Sağlık Bakanlığının bünyesinde de son derece etkin çalışmalar yürütüldüğünü belirten Kurtulmuş, 'Sağlık personeline ve hekimlere verilen eğitimlerin önemli bir yer tuttuğu, uyuşturucu ile mücadele danışma ve destek hattının yaklaşık 110 bin kişinin müracaat ettiği önemli bir merkez haline geldiğini ifade etmek isterim. Tedavi merkezlerinin sayı ve kapasitesinin artması önemliydi, şu anda yaklaşık 93 tedavi merkezinde 989 yatak kapasiteli uyuşturucu ile mücadelede tedavi merkezleri sayısına ulaşılmıştır.' dedi.
Aile ve Sosyal Politikalar Bakanlığı, Çalışma ve Sosyal Güvenlik Bakanlığı, Gümrük ve Ticaret Bakanlığı ile Gençlik ve Spor Bakanlığının bu konudaki çalışmaları hakkında bilgi veren Kurtulmuş, İçişleri Bakanlığı tarafından oluşturulan narkotimlerin de önemine vurgu yaptı.
Kurtulmuş, 11 Aralık 2014'te oluşturulan narkotimlerin 11 ilde faaliyete başladığını, bugün itibarıyla 50 ilde faaliyet gösterdiğini dile getirerek, yıkılmaya yüz tutmuş binaların yıkılmasının da uyuşturucuyla mücadelede önemli bir alan olduğunu bildirdi.
Milli Eğitim Bakanlığının uyuşturucu ve bağımlılık konusunda farkındalığın oluşturulması, talebin azalması bakımından en etkili kurumlarından birisi olduğuna dikkati çeken Kurtulmuş, Diyanet İşleri Başkanlığı, Yeşilay ve Kamu Diplomasisi Koordinatörlüğünün faaliyetlerinin de örnek teşkil ettiğini belirtti.

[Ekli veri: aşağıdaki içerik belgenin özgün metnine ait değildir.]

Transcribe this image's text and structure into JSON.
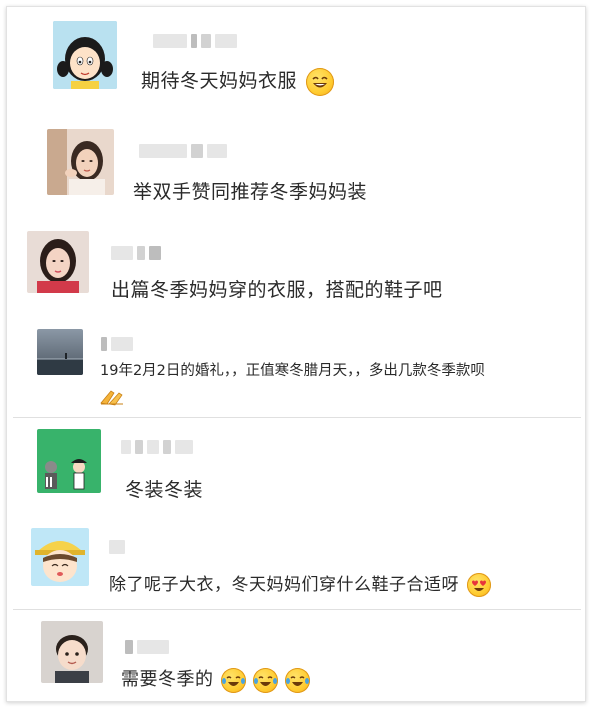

Türkiye'de uyuşturucuyla mücadele konusunda yürütülen çalışamların Dünya Sağlık Örgütü (DSÖ) tarafından örnek çalışmalar olarak kabul edildiğini vurgulayan Kurtulmuş, 'Türkiye'deki faaliyetler, DSÖ tarafından uyuşturucuyla mücadelede sonuç alan çalışmalar olarak ifade edilmiştir. Ancak bizim için tehdit ortada durduğu için bu çalışmaları daha da ileriye götürmek mecburiyetindeyiz.' dedi.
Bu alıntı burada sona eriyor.